Я горячо поблагодарила Степана Егоровича. А после вышла, чтобы принести из спальни книгу, должную вернуть. И не переставая думала о Фустове: дворянского рода, учился в Сорбонне, поссорился с родными и устроился в полиции… Весьма любопытная биография. Вспомнила и хорошее лицо с внимательными глазами. А возвращаясь в гостиную, уже точно знала, что рискну довериться этому господину. Была не была.
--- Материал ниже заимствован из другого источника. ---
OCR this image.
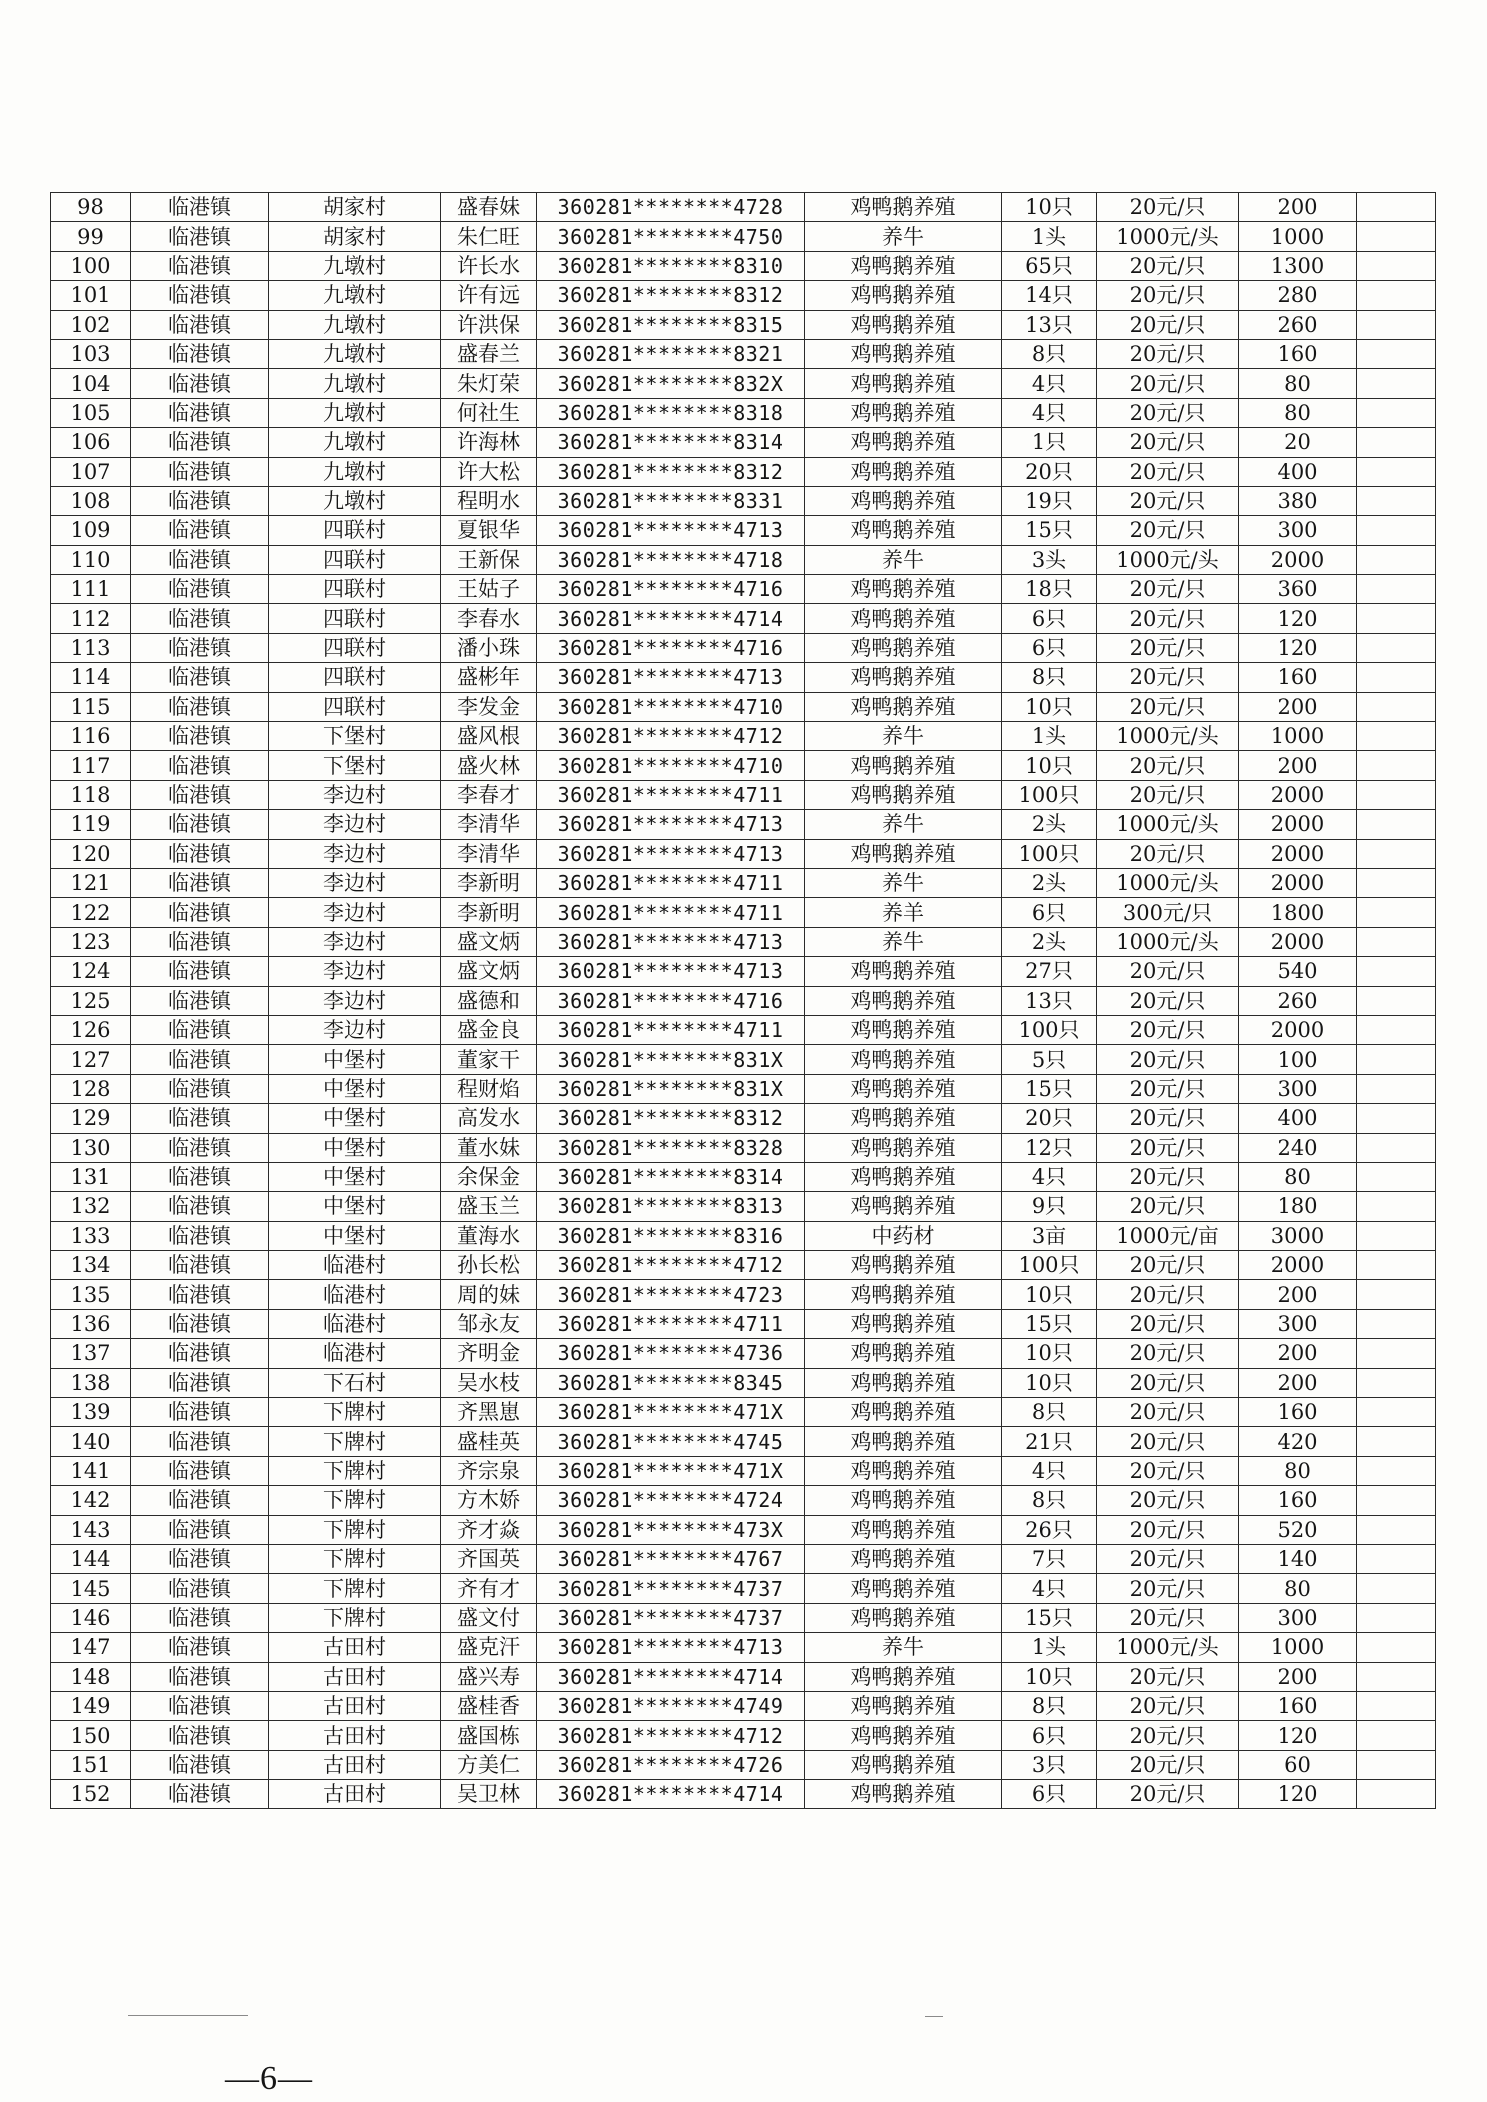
98	临港镇	胡家村	盛春妹	360281********4728	鸡鸭鹅养殖	10只	20元/只	200	
99	临港镇	胡家村	朱仁旺	360281********4750	养牛	1头	1000元/头	1000	
100	临港镇	九墩村	许长水	360281********8310	鸡鸭鹅养殖	65只	20元/只	1300	
101	临港镇	九墩村	许有远	360281********8312	鸡鸭鹅养殖	14只	20元/只	280	
102	临港镇	九墩村	许洪保	360281********8315	鸡鸭鹅养殖	13只	20元/只	260	
103	临港镇	九墩村	盛春兰	360281********8321	鸡鸭鹅养殖	8只	20元/只	160	
104	临港镇	九墩村	朱灯荣	360281********832X	鸡鸭鹅养殖	4只	20元/只	80	
105	临港镇	九墩村	何社生	360281********8318	鸡鸭鹅养殖	4只	20元/只	80	
106	临港镇	九墩村	许海林	360281********8314	鸡鸭鹅养殖	1只	20元/只	20	
107	临港镇	九墩村	许大松	360281********8312	鸡鸭鹅养殖	20只	20元/只	400	
108	临港镇	九墩村	程明水	360281********8331	鸡鸭鹅养殖	19只	20元/只	380	
109	临港镇	四联村	夏银华	360281********4713	鸡鸭鹅养殖	15只	20元/只	300	
110	临港镇	四联村	王新保	360281********4718	养牛	3头	1000元/头	2000	
111	临港镇	四联村	王姑子	360281********4716	鸡鸭鹅养殖	18只	20元/只	360	
112	临港镇	四联村	李春水	360281********4714	鸡鸭鹅养殖	6只	20元/只	120	
113	临港镇	四联村	潘小珠	360281********4716	鸡鸭鹅养殖	6只	20元/只	120	
114	临港镇	四联村	盛彬年	360281********4713	鸡鸭鹅养殖	8只	20元/只	160	
115	临港镇	四联村	李发金	360281********4710	鸡鸭鹅养殖	10只	20元/只	200	
116	临港镇	下堡村	盛风根	360281********4712	养牛	1头	1000元/头	1000	
117	临港镇	下堡村	盛火林	360281********4710	鸡鸭鹅养殖	10只	20元/只	200	
118	临港镇	李边村	李春才	360281********4711	鸡鸭鹅养殖	100只	20元/只	2000	
119	临港镇	李边村	李清华	360281********4713	养牛	2头	1000元/头	2000	
120	临港镇	李边村	李清华	360281********4713	鸡鸭鹅养殖	100只	20元/只	2000	
121	临港镇	李边村	李新明	360281********4711	养牛	2头	1000元/头	2000	
122	临港镇	李边村	李新明	360281********4711	养羊	6只	300元/只	1800	
123	临港镇	李边村	盛文炳	360281********4713	养牛	2头	1000元/头	2000	
124	临港镇	李边村	盛文炳	360281********4713	鸡鸭鹅养殖	27只	20元/只	540	
125	临港镇	李边村	盛德和	360281********4716	鸡鸭鹅养殖	13只	20元/只	260	
126	临港镇	李边村	盛金良	360281********4711	鸡鸭鹅养殖	100只	20元/只	2000	
127	临港镇	中堡村	董家干	360281********831X	鸡鸭鹅养殖	5只	20元/只	100	
128	临港镇	中堡村	程财焰	360281********831X	鸡鸭鹅养殖	15只	20元/只	300	
129	临港镇	中堡村	高发水	360281********8312	鸡鸭鹅养殖	20只	20元/只	400	
130	临港镇	中堡村	董水妹	360281********8328	鸡鸭鹅养殖	12只	20元/只	240	
131	临港镇	中堡村	余保金	360281********8314	鸡鸭鹅养殖	4只	20元/只	80	
132	临港镇	中堡村	盛玉兰	360281********8313	鸡鸭鹅养殖	9只	20元/只	180	
133	临港镇	中堡村	董海水	360281********8316	中药材	3亩	1000元/亩	3000	
134	临港镇	临港村	孙长松	360281********4712	鸡鸭鹅养殖	100只	20元/只	2000	
135	临港镇	临港村	周的妹	360281********4723	鸡鸭鹅养殖	10只	20元/只	200	
136	临港镇	临港村	邹永友	360281********4711	鸡鸭鹅养殖	15只	20元/只	300	
137	临港镇	临港村	齐明金	360281********4736	鸡鸭鹅养殖	10只	20元/只	200	
138	临港镇	下石村	吴水枝	360281********8345	鸡鸭鹅养殖	10只	20元/只	200	
139	临港镇	下牌村	齐黑崽	360281********471X	鸡鸭鹅养殖	8只	20元/只	160	
140	临港镇	下牌村	盛桂英	360281********4745	鸡鸭鹅养殖	21只	20元/只	420	
141	临港镇	下牌村	齐宗泉	360281********471X	鸡鸭鹅养殖	4只	20元/只	80	
142	临港镇	下牌村	方木娇	360281********4724	鸡鸭鹅养殖	8只	20元/只	160	
143	临港镇	下牌村	齐才焱	360281********473X	鸡鸭鹅养殖	26只	20元/只	520	
144	临港镇	下牌村	齐国英	360281********4767	鸡鸭鹅养殖	7只	20元/只	140	
145	临港镇	下牌村	齐有才	360281********4737	鸡鸭鹅养殖	4只	20元/只	80	
146	临港镇	下牌村	盛文付	360281********4737	鸡鸭鹅养殖	15只	20元/只	300	
147	临港镇	古田村	盛克汗	360281********4713	养牛	1头	1000元/头	1000	
148	临港镇	古田村	盛兴寿	360281********4714	鸡鸭鹅养殖	10只	20元/只	200	
149	临港镇	古田村	盛桂香	360281********4749	鸡鸭鹅养殖	8只	20元/只	160	
150	临港镇	古田村	盛国栋	360281********4712	鸡鸭鹅养殖	6只	20元/只	120	
151	临港镇	古田村	方美仁	360281********4726	鸡鸭鹅养殖	3只	20元/只	60	
152	临港镇	古田村	吴卫林	360281********4714	鸡鸭鹅养殖	6只	20元/只	120	
—6—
Однако мысли о расследовании пришлось оставить, ибо я успела к самому разгару очередного спора.

– Бросьте, Степан Егорович, – вяло отмахнулся мой супруг на какую-то реплику Кошкина, – вы сами знаете, что это были революционеры.

– А ежели все-таки не они? – проявляя чудеса выдержки, ровно ответил тот.
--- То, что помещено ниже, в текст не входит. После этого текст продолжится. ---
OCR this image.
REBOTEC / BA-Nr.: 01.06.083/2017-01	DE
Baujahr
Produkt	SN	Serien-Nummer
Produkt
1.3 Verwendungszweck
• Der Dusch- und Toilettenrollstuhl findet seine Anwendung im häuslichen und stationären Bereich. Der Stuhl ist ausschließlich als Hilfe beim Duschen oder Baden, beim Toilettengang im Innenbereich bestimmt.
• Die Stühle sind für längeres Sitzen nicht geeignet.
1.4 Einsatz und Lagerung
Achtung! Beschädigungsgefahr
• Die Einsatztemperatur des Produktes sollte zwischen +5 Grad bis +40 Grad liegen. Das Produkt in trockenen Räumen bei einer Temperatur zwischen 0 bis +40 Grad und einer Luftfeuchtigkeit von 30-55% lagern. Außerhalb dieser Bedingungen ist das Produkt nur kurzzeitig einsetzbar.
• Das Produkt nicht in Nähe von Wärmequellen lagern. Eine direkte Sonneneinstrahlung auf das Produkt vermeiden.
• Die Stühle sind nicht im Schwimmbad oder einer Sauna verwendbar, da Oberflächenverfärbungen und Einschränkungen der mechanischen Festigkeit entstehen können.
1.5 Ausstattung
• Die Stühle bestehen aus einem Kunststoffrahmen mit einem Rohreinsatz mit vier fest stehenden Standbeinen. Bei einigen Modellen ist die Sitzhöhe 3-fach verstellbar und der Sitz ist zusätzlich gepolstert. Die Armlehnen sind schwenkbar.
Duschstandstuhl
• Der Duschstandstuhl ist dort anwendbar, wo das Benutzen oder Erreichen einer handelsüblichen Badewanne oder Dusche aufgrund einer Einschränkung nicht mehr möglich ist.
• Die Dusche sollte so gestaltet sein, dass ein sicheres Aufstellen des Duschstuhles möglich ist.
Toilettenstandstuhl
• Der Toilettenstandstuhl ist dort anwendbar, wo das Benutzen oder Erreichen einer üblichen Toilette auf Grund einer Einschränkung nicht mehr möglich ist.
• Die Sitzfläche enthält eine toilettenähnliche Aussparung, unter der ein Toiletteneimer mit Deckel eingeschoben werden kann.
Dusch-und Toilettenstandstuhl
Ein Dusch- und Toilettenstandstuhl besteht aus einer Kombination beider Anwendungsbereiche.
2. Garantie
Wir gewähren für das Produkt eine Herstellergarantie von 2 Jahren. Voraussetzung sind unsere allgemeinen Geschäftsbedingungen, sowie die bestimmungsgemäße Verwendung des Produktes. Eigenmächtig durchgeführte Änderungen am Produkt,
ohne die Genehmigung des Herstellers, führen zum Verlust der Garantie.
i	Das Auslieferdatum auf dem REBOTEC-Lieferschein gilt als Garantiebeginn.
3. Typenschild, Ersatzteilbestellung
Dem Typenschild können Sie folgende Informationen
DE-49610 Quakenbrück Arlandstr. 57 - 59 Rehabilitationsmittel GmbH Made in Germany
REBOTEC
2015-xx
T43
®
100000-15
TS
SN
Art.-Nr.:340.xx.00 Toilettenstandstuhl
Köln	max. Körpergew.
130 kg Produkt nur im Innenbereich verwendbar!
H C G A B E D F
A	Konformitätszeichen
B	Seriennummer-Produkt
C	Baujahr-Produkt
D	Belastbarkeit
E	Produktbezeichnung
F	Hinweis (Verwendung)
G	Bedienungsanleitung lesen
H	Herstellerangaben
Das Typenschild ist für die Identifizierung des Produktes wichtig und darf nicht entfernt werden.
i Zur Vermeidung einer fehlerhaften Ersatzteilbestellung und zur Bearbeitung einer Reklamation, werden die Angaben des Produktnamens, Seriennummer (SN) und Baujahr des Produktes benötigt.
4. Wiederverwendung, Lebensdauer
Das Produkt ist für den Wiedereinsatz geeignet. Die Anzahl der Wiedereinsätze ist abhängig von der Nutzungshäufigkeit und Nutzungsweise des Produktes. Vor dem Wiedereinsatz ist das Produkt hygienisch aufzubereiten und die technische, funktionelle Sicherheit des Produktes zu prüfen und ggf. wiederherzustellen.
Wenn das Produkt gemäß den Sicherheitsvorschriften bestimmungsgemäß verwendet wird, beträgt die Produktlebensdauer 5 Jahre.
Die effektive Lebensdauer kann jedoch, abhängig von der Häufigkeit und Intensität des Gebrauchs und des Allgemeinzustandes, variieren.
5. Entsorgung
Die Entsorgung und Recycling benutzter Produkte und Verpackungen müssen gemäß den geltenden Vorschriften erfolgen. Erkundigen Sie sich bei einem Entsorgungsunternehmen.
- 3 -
– А ежели это не они – вдруг! – то убийства, ими совершенные, возобновятся в самом ближайшем времени. Революционеры не остановятся, покуда жив хотя бы один из них. Это и младенцам понятно. А власти миндальничают и, вместо того чтобы вешать как собак, внимают письмам женушек и маменек да заменяют казнь ссылками!

Кошкин глядел хмуро, краснел от возмущения и несогласия, а на последнем утверждении все-таки не выдержал:

– Позвольте, Евгений Иванович, но властей и жандармерию обвинять в мягкости – это уж слишком… Виновные в убийстве императора были найдены тогда в течение месяца! И казнены через повешение. Все! А за последующие два года точно так же казнены и более-менее видные деятели «Народной воли». Да и прочие, лишь едва связанные с сей организацией, арестованы и отправлены в ссылку.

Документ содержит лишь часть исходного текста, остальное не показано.